Potential for HIV vaccine
AN HIV vaccine regimen tested in an early-phase clinical trial has elicited robust immune responses, appearing stronger than those observed in a landmark 2009 study, showing that a vaccine can protect people from HIV infection.
These are the findings from the ongoing Phase I/II HVTN 100 study of a vaccine regimen designed to improve upon the one used in 2009 – the US Military HIV Research Programme-led RV144 trial in Thailand, the only study to date to show protection, albeit modest, in humans.
Building on the Thailand findings, the National Institute of Allergy and Infectious Diseases (Niaid) of the National Institutes of Health and the Niaid-funded HIV Vaccines Trials Network (HVTN) joined with other organisations to form the Pox Protein Public Private Partnership (P5), a public/private collaboration, to improve on the potency, breadth and duration of protection seen in RV144.
Early results from HVTN 100 show stronger immune responses than some of those recorded in RV144, suggesting the potential for higher levels of protection from the modified vaccine regimen.

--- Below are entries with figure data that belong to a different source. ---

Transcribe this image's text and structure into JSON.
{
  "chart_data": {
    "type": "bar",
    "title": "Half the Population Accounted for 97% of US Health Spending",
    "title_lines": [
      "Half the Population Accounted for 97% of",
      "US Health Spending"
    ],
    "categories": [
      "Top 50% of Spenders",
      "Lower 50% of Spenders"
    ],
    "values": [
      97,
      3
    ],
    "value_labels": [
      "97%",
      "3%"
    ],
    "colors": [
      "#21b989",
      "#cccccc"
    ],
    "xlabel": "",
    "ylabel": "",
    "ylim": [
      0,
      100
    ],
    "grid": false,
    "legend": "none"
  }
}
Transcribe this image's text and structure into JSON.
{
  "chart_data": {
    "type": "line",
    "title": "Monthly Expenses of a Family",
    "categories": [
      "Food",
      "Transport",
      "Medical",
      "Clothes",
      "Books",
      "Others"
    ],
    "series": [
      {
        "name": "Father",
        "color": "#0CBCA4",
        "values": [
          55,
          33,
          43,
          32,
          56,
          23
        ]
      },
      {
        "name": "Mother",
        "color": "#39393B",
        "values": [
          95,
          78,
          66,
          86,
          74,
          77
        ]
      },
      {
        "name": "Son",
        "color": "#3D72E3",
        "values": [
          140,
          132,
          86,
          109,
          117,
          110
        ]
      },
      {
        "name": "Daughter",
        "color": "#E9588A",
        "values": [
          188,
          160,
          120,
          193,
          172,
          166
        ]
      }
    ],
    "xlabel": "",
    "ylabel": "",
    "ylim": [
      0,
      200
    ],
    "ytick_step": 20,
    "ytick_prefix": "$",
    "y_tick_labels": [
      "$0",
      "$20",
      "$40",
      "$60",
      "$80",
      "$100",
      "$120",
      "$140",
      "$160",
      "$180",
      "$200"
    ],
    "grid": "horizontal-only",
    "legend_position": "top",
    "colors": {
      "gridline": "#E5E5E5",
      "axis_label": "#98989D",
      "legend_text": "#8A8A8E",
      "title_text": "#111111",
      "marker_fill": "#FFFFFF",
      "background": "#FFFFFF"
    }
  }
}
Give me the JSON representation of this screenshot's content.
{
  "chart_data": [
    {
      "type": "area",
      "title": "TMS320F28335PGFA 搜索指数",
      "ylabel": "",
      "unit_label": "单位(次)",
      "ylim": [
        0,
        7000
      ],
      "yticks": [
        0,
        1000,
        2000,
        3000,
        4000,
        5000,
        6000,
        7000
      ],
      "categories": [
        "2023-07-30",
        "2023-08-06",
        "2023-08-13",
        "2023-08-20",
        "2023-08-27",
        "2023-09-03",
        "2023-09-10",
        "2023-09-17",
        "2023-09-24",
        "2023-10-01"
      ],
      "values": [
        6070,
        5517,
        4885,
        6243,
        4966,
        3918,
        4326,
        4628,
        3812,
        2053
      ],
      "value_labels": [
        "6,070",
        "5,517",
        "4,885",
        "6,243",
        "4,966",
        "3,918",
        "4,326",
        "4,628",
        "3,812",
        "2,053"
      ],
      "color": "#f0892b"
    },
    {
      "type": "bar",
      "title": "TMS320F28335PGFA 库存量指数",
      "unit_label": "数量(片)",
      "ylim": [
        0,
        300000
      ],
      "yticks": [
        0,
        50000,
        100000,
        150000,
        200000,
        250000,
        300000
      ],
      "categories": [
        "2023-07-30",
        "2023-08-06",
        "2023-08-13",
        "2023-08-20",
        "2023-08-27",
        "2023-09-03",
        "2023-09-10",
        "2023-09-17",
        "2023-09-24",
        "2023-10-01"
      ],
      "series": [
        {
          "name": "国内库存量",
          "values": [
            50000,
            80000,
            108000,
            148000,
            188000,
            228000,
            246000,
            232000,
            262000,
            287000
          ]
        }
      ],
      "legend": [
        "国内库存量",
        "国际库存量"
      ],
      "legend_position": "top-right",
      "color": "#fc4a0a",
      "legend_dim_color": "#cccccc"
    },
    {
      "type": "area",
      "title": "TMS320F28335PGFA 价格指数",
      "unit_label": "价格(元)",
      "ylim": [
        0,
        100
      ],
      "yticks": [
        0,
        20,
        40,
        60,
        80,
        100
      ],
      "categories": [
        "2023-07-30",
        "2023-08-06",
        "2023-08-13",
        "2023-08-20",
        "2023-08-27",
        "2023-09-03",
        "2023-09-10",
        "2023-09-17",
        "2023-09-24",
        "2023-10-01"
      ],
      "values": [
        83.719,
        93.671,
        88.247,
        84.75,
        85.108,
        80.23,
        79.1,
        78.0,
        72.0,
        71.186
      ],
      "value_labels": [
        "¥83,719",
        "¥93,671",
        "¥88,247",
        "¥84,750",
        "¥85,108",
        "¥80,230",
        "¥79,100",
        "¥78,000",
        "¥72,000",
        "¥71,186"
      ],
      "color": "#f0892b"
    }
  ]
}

The trial was chaired by two South African researchers, Professor Linda-Gail Bekker and Dr Fatima Laher. They collaborated with six South African trial centres to enrol HIV-negative adult volunteers starting in February 2015. Of the 252 people enrolled in the study, 210 received the vaccine regimen and 42 received a placebo.
The researchers followed the volunteers over the years to better understand the immune response to the vaccine. The vaccine regimen administered in the HVTN 100 trial is based on the RV144 regimen, but designed to elicit immune responses to the HIV subtype common in sub-Saharan Africa.
In addition, the adjuvant (immunological agent) was changed in an effort to improve the immune response to the regimen. Also, an additional vaccination was included at one year in the HVTN 100 trial to prolong the early protective effect observed in RV144.
Results from HVTN 100 showed that all volunteers who completed the first four vaccinations developed antibody responses two weeks after the fourth vaccination. Similarly, cellular immune responses were strong.
“There was a pre-specified set of immune response criteria to signal whether the regimen should move forward into advanced phase testing or not.
“Those criteria were met, which is why we are currently conducting HVTN 702, an advanced-phase large-scale trial that seeks to understand if the vaccines can prevent HIV infection in human beings,” Bekker said.